All the modeling efforts talked about in the write-up are doomed because they don’t understand the role of the control system
Is that a forward-looking prediction? What consequences was UIUC doomed to? The article ends its coverage of UIUC in early September, declaring it a failure. But, in fact, it achieved its goal of keeping infections below 5k. You could credit that to “the control system,” the panic caused by the early spike that got all the news coverage, but it’s still a success.
If it’s so cheap and easy to make vaccines, why aren’t commercial ones made this way? In particular, the Novavax vaccine sounds similar, so why wasn’t that the first vaccine to market?
Added: Specifically, the ultimate purpose of a vaccine is to get protein into the body. Traditional vaccines grow the virus using its own reproductive apparatus.

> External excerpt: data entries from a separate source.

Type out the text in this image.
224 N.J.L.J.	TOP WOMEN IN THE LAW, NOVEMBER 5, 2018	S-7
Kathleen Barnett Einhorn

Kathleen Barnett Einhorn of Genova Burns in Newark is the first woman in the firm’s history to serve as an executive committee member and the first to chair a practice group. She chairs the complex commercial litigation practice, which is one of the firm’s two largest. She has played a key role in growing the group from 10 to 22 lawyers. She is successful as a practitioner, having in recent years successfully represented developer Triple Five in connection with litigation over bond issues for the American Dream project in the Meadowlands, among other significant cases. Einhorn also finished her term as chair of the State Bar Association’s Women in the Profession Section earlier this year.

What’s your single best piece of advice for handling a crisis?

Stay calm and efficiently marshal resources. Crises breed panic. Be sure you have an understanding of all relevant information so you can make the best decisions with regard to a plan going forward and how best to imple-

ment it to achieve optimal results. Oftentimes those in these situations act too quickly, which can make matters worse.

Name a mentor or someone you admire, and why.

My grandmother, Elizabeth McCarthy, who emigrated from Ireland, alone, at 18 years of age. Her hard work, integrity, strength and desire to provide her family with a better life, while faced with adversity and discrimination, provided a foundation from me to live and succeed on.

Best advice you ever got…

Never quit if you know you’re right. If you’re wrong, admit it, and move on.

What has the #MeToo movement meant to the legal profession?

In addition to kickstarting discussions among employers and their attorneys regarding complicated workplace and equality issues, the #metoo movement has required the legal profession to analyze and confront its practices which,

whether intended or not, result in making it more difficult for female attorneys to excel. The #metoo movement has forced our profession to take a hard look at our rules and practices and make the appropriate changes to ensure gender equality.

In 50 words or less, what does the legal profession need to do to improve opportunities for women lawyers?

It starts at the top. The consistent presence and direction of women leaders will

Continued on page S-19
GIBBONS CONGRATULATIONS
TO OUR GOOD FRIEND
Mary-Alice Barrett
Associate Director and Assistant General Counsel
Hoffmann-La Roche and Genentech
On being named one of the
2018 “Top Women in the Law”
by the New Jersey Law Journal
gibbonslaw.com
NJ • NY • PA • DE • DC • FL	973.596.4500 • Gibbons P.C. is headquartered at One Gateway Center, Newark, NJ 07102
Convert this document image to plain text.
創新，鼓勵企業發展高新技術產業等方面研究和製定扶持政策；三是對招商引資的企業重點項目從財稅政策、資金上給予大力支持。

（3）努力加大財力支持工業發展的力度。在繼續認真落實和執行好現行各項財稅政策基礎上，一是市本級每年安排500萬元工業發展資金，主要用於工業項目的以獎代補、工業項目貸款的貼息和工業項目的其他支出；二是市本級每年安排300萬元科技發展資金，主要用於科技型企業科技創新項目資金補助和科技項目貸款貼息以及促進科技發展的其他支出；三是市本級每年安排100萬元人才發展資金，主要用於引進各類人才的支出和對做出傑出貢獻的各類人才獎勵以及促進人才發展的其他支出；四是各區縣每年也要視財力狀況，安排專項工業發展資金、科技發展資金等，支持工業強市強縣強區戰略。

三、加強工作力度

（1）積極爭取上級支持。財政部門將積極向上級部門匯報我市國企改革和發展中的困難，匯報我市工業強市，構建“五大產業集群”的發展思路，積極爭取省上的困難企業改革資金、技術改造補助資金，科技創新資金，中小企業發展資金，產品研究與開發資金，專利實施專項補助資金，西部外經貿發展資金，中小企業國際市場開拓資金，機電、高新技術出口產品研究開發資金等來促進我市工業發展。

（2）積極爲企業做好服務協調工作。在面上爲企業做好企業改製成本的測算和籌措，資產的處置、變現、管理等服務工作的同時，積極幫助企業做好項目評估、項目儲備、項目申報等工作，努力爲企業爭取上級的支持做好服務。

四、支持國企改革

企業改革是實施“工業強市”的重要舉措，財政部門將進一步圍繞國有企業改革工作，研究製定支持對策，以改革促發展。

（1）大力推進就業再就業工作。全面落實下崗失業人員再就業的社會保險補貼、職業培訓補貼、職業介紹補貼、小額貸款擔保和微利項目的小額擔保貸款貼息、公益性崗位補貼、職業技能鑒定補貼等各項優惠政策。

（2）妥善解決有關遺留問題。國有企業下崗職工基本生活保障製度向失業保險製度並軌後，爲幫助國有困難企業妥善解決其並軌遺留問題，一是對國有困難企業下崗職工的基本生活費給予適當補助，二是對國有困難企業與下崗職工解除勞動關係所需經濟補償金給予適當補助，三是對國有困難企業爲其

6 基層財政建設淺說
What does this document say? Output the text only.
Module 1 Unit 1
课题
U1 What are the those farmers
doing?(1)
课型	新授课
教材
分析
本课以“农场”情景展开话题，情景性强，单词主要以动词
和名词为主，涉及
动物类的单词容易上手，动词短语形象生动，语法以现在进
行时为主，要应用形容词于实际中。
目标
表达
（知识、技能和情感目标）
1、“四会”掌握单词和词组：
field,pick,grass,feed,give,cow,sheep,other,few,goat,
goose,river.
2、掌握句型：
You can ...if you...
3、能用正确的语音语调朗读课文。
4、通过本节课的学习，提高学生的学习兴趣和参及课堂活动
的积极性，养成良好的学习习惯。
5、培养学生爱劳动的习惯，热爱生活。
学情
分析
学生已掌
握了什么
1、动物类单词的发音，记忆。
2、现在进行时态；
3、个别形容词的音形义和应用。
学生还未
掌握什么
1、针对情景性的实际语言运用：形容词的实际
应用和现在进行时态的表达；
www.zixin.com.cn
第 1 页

Fancy new vaccines, like the adenovirus and mRNA vaccines inject instructions and induce the subject to manufacture proteins. But if it’s so easy to just print proteins, why don’t we do that? That’s what Novavax does, unlike the ~7 vaccines that beat it to market.
Added: one difference is that all the vaccines that made it to market, including, I think, Novavax, used the whole spike protein, whereas this proposal uses short peptides. Identifying the right short snippets takes time, while using the whole protein is simpler and more likely to work. The cost of peptides is probably super-linear in length. Still, I remain confused about Novavax.